As reported on NPR.org, a little over three months after Paris’ Notre Dame caught fire, French officials say the cathedral is still in a precarious state and needs to be stabilized. Ultimately, they aim to restore the monument, a process that will take years.
When that work begins, there will be a new demand for experts who have the same skills required to build Notre Dame 900 years ago. In the workshops of the Hector Guimard high school, less than three miles from the cathedral, young stone carvers are training for that task.
In an airy and light-filled workshop in the north of Paris, a handful of students chip and chisel away at heavy slabs of stone. Each works on his or her own piece, but all are sculpting the same project: the base of a Corinthian column. The students are earning a professional degree to hew the stone pieces needed to maintain and restore France’s historical monuments.
Every year, about 30 new stonemasons graduate either with this degree, the professional license in stone carving for historic monuments, or a less advanced diploma in stone carving.

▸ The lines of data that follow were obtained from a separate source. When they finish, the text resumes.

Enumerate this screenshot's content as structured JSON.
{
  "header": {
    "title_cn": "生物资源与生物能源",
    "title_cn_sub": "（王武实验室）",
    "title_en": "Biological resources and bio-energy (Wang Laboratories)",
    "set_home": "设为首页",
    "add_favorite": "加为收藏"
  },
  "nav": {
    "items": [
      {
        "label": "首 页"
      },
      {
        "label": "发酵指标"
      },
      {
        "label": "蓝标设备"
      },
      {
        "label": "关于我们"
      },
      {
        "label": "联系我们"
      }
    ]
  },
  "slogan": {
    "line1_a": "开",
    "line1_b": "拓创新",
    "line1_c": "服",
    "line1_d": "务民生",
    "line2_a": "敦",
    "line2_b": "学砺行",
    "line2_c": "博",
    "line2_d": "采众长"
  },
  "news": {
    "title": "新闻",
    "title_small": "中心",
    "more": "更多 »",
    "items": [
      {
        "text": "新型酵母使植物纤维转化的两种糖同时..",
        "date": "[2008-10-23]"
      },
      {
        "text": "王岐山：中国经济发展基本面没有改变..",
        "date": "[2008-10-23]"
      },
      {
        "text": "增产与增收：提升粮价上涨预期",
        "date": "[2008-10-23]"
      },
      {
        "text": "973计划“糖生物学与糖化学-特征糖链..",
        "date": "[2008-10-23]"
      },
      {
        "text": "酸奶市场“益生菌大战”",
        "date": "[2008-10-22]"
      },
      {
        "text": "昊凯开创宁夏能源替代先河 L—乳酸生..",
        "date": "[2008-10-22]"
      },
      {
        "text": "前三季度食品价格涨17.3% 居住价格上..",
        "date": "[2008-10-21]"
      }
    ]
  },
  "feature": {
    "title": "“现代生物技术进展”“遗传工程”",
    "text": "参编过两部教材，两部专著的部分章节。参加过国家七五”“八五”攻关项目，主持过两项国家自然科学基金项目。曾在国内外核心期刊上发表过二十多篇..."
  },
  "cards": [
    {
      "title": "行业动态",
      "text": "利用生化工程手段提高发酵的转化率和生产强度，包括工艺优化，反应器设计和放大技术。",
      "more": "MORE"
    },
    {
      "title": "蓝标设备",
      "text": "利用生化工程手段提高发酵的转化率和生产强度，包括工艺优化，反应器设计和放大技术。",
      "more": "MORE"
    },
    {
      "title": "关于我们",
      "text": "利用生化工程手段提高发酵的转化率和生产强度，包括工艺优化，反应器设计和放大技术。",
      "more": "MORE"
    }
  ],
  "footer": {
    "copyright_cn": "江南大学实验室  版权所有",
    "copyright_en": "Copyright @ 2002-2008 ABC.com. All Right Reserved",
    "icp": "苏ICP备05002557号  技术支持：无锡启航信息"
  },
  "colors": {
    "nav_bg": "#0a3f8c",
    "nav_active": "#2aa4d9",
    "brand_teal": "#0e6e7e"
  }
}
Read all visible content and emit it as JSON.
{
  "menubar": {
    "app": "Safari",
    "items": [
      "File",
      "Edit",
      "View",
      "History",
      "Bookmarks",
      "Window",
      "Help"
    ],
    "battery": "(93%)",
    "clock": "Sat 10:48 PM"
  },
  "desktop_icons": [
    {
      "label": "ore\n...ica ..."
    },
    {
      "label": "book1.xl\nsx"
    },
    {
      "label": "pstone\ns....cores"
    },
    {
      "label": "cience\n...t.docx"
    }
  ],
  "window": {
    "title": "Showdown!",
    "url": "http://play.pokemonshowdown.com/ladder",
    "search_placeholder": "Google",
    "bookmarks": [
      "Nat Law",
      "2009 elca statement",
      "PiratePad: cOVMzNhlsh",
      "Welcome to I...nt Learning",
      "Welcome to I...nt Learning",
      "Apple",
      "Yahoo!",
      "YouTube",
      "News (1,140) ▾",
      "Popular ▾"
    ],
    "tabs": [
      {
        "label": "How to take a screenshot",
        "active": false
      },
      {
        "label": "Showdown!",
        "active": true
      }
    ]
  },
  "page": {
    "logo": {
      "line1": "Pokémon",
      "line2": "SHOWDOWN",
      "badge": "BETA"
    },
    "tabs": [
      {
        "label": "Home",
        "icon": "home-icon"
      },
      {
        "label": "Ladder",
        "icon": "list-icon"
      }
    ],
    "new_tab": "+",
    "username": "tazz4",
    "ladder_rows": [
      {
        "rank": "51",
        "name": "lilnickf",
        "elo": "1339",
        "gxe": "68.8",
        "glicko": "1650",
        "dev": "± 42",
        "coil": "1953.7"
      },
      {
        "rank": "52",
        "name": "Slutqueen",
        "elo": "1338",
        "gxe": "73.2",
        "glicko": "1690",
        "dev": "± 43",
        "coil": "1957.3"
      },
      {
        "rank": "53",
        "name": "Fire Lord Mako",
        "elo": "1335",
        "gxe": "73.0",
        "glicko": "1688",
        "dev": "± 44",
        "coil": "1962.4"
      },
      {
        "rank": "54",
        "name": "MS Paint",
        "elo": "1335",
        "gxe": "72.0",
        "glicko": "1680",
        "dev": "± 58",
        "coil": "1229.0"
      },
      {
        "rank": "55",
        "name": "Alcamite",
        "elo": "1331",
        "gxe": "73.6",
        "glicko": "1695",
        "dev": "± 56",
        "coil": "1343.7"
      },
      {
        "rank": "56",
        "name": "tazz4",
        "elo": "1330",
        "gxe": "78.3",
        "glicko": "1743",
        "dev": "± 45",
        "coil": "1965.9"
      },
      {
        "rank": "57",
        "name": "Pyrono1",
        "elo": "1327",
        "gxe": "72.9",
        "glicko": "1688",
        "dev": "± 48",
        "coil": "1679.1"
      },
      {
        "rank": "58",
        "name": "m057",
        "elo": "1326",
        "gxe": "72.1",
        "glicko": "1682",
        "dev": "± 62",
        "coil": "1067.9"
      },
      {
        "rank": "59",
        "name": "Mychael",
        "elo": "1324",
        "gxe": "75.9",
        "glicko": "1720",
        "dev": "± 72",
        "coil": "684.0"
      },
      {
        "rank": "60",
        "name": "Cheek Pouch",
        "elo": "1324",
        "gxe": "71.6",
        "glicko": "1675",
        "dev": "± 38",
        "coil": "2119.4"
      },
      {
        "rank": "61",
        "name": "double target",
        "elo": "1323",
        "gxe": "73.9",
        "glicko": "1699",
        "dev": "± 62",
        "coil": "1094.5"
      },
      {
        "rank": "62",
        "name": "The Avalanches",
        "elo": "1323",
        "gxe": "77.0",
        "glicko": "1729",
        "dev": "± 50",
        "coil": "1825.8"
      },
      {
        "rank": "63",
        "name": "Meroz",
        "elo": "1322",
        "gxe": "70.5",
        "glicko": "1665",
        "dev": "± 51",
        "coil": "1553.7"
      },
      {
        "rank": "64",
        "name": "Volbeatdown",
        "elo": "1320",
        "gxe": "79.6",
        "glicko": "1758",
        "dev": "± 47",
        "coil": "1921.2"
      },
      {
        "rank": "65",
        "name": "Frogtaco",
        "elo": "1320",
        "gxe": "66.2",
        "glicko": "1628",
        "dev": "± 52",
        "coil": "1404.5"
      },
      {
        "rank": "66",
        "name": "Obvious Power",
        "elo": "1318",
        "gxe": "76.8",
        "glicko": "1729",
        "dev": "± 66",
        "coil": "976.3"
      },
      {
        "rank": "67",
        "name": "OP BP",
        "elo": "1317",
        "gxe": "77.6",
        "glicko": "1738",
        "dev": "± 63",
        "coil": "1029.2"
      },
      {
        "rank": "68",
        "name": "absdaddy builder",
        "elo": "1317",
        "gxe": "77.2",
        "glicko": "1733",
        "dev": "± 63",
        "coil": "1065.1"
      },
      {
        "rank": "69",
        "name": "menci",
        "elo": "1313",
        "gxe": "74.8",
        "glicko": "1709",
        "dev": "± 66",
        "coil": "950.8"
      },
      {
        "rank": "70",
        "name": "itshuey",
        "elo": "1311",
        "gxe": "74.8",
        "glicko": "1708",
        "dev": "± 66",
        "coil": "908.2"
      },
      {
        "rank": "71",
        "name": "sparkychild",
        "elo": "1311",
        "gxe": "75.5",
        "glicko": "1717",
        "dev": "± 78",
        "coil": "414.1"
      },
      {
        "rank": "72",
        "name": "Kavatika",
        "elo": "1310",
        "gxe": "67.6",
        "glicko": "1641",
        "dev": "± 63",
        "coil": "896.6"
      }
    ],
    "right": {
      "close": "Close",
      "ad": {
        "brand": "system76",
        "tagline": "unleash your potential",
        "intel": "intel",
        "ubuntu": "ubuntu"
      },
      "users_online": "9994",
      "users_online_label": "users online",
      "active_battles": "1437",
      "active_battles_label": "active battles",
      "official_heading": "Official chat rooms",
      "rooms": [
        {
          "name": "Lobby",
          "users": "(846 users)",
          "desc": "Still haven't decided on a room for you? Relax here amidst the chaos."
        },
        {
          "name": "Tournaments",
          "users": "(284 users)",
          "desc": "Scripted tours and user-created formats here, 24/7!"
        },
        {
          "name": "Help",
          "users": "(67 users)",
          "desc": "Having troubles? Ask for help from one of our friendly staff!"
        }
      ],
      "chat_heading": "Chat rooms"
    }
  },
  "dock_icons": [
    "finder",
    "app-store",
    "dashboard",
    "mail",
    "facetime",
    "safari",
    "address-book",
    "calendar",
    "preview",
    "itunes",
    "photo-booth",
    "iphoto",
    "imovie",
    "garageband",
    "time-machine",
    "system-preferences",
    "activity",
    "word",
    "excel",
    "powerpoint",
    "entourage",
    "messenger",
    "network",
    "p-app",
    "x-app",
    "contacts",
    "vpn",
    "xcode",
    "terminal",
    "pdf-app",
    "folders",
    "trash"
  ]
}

François Menut is one of the students working toward the professional license.
“I’ve always been passionate about drawing and art history, but I also wanted a job that was physical,” says Menut. “With stone carving, we give life to an edifice and perpetuate history. We’re also creating a link with the past and transmitting values that are important to conserve in society.”
On April 15, he and his classmates watched in horror as Notre Dame burned for 12 hours, unsure if it would still be standing the next day. Some now hope they will have the chance to help restore it.